Cybercrime surveys are so riddled with statistical distortions the answers they glean are probably about as reliable as asking the average American Don Juan how many sexual partners he’s slept with, a Microsoft research paper has calculated.
In Sex, Lies and Cybercrime Surveys authors Dinei Florencio and Cormac Herley use the analogy of common errors found in sex surveys to illustrate a similar problem in many cybercrime studies.
The problem relates to the extrapolation from “heavytail” statistical means. When estimating an unknown quantity (cybercrime losses for instance) from subjective responses, small numbers of unusual answers can hugely distort the result if this result is taken to be representative of a whole population’s experience.
In sex surveys, most men and women tell the truth when asked how many partners they have slept with, but a small number (especially men) are inclined to exaggerate to such an extent that it can badly skew mean statistics in ways that are difficult to detect.
The equivalent in cybercrime surveys would be the very high losses experienced by a small number of individuals being generalised across larger groups which have overwhelmingly suffered only mild distress, offering a distorted picture of the experience of most victims.
It is an obvious point that subjective surveys have this sort of risk built into them, but that hasn’t stopped the security industry wielding surveys as a tool of knowledge and understanding when they are nothing of the sort.
As the authors point out, the least reliable cybercrime numbers tend to be the “eye-popping” estimates of financial losses sometimes attributed to different types of cybercrime.
“It does not appear generally understood that the estimates we have of cybercrime losses also have these ingredients of catastrophic error, and the measures to safeguard against such bias have been universally ignored,” say the authors.
“Our assessment of the quality of cyber-crime surveys is harsh: they are so compromised and biased that no faith whatever can be placed in their findings. We are not alone in this judgement.”

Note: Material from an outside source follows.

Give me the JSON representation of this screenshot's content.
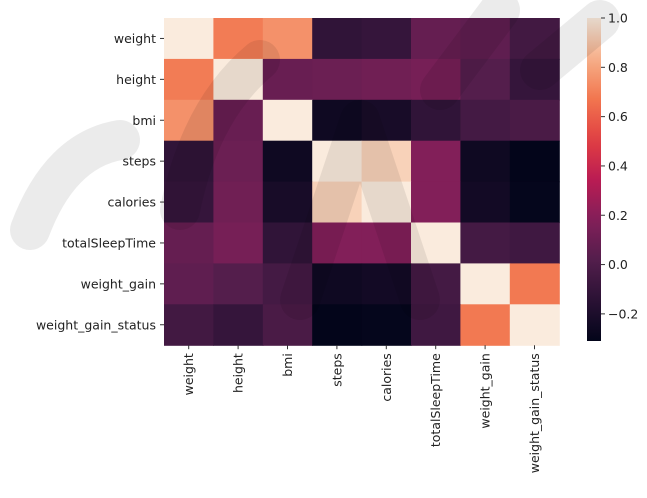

The authors recommend ignoring any survey that does not fully explain its methodology and of examining statistical giveaways such as the ratio of mean to median. If this number rises above a certain level so must sample sizes, sometimes to unfeasibly large numbers beyond the reach of most surveyors.
If the authors nail the distortions that plague many subjective surveys, what they don’t analyse in detail beyond the odd dark hint is why such flawed survey methods have become popular in media culture, especially for cybersecurity, an area governed by so many unknowns.
The answer clearly has partly to do with the insatiable desire of companies to associate themselves with favourite themes using attention-grabbing survey numbers, preferably financial ones involving frightening losses. Survey science, then, has become a tool of marketing and PR rather than research.
Human beings also have a fixation with understanding complex phenomena through generalisations. At its worst this can manufacture knowledge from information in ways that distort how people treat issues such as risk.